The last great movie about the rib-tickling art was Scorsese's King Of Comedy; apt, since erstwhile gurnsmith Jerry Lewis is the common link between that and this — by comparison — achingly British take on the pain beneath the clown's painted smile. And, ironically, it is the transatlantic flipside here that lends an engrossing twist to (Hear My Song director) Chelsom's grubby, Blackpool-anchored peek into the unspoken secrets of comedy.

The Parker Brothers (impeccably cast real-life variety comics FreddieDavies and George Carl) are a past-it circus double act, whose reputation was blackened 12 years ago by their gifted "nephew" Jack (Evans) — branded "a known, bona fide maniac" by the authorities — in a grisly moment of madness, revealed, gradually, in black-and-white flashback.

The aforementioned narrative trump card is played when, in poles-apart Las Vegas, Blackpool-born Tommy Fawkes (Platt) dies onstage at the Hilton Oasis, and is thus prompted to debunk to England in search of material to buy.
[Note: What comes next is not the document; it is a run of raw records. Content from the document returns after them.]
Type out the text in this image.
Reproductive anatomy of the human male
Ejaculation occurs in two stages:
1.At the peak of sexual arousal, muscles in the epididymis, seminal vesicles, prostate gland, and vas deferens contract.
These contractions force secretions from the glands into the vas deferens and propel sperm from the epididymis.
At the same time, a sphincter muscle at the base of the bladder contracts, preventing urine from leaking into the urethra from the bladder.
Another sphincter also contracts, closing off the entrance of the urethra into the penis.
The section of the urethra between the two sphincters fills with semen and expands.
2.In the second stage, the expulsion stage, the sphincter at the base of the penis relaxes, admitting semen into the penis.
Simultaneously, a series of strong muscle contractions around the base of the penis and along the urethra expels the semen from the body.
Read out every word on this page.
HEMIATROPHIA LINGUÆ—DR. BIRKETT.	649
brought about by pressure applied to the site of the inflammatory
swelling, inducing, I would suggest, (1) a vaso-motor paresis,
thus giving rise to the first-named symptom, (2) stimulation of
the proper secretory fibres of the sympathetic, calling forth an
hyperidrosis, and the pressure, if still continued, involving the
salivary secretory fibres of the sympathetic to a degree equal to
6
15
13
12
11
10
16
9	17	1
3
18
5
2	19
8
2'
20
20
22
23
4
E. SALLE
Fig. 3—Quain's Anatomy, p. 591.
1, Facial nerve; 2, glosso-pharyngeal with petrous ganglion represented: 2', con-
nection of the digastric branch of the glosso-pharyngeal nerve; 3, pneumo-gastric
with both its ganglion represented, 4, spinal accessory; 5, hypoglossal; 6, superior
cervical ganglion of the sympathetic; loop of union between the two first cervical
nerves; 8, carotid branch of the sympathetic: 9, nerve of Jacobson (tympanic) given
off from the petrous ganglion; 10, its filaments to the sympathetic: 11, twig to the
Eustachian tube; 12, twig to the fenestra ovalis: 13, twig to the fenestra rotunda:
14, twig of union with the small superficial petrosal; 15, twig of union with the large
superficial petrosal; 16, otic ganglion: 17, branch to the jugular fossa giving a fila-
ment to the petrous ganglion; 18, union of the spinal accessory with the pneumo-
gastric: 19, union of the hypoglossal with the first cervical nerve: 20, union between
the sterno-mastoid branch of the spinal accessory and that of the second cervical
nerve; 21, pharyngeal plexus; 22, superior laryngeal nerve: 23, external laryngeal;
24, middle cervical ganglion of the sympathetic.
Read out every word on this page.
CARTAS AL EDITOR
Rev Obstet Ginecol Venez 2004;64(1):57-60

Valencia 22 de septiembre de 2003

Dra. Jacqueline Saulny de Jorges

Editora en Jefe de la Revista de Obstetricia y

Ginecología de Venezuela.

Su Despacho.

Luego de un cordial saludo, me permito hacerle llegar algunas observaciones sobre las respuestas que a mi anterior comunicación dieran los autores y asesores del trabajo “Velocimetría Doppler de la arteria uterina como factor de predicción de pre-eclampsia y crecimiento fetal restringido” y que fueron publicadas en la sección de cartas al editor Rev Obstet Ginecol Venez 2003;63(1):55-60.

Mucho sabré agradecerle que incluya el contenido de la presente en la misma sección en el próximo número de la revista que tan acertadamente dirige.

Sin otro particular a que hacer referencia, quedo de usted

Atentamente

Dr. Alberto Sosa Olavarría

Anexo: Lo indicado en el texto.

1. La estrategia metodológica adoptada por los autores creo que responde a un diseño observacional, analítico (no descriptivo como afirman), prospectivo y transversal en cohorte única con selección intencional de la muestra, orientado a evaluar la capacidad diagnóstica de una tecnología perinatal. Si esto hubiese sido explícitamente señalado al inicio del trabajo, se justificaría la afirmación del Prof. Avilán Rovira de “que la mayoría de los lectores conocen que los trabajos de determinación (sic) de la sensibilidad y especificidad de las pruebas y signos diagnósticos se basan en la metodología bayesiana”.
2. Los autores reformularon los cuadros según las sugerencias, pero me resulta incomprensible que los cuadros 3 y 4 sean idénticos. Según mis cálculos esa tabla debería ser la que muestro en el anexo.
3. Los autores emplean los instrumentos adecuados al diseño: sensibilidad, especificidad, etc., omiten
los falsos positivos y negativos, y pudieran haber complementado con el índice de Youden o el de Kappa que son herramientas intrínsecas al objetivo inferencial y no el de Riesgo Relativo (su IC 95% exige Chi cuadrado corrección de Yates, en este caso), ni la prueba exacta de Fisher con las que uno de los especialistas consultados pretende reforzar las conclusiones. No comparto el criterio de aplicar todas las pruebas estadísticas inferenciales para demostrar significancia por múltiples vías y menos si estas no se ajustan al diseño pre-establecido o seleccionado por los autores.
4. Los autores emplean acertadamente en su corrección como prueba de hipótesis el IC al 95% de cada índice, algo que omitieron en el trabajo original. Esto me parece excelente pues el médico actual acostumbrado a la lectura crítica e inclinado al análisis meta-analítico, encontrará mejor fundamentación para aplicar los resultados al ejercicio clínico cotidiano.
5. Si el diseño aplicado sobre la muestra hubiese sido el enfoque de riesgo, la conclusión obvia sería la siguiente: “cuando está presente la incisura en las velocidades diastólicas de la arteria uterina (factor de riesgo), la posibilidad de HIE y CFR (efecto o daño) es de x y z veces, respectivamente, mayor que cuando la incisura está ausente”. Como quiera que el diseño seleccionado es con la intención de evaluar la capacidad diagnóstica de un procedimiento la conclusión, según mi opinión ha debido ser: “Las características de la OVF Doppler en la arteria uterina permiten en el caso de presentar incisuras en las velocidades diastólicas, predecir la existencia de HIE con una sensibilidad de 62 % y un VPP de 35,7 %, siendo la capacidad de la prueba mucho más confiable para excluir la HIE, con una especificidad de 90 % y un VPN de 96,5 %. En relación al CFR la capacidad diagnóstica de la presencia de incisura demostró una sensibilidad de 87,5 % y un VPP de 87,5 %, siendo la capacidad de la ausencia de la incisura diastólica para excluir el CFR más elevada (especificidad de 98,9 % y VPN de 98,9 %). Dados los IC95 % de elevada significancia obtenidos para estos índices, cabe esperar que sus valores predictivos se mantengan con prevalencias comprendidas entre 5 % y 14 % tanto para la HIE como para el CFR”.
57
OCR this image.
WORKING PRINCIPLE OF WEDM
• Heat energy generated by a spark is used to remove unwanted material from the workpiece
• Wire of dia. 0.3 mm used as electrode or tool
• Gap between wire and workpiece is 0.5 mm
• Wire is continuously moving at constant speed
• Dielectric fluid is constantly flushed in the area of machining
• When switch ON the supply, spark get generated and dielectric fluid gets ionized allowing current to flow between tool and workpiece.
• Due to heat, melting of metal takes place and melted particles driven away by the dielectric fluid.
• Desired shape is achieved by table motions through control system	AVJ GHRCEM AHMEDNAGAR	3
Yet when reunited with his childhood acquaintances, the Parkers, umpteen skeletons are released from the cupboard, especially when Tommy's comic legend father (Lewis) turns up to take him back home (the star's touchdown at a dog-eared Blackpool "airport" presents an emblematic clash between US celebrity and modest Northern English seaside hospitality).

There are subplots, too, concerning a Frenchman's feet and an egg filled with eternal life powder, plus fabulous support from Richard Griffiths as Head Of Tourism and a rich soundtrack of poignant laugh-free American blues.

Although Evans for many will be the film's selling point (and he turns in a delightfully demented performance, if a touch lax of Northern accent), it is the downbeat, timeless originality of Chelsom and Peter Flannery's story that marks it out for immortality. Not just a patronising pop at old-school vaudeville entertainers (although the freakshow audition scene is cruel fun), it is a beautifully written thesis on the in-built tragedy of laughter and the pain of nostalgia: "Why do all the best things in life belong to the past?" A tower de force.

A poignant portrait of the the pain behind the pratt-falls.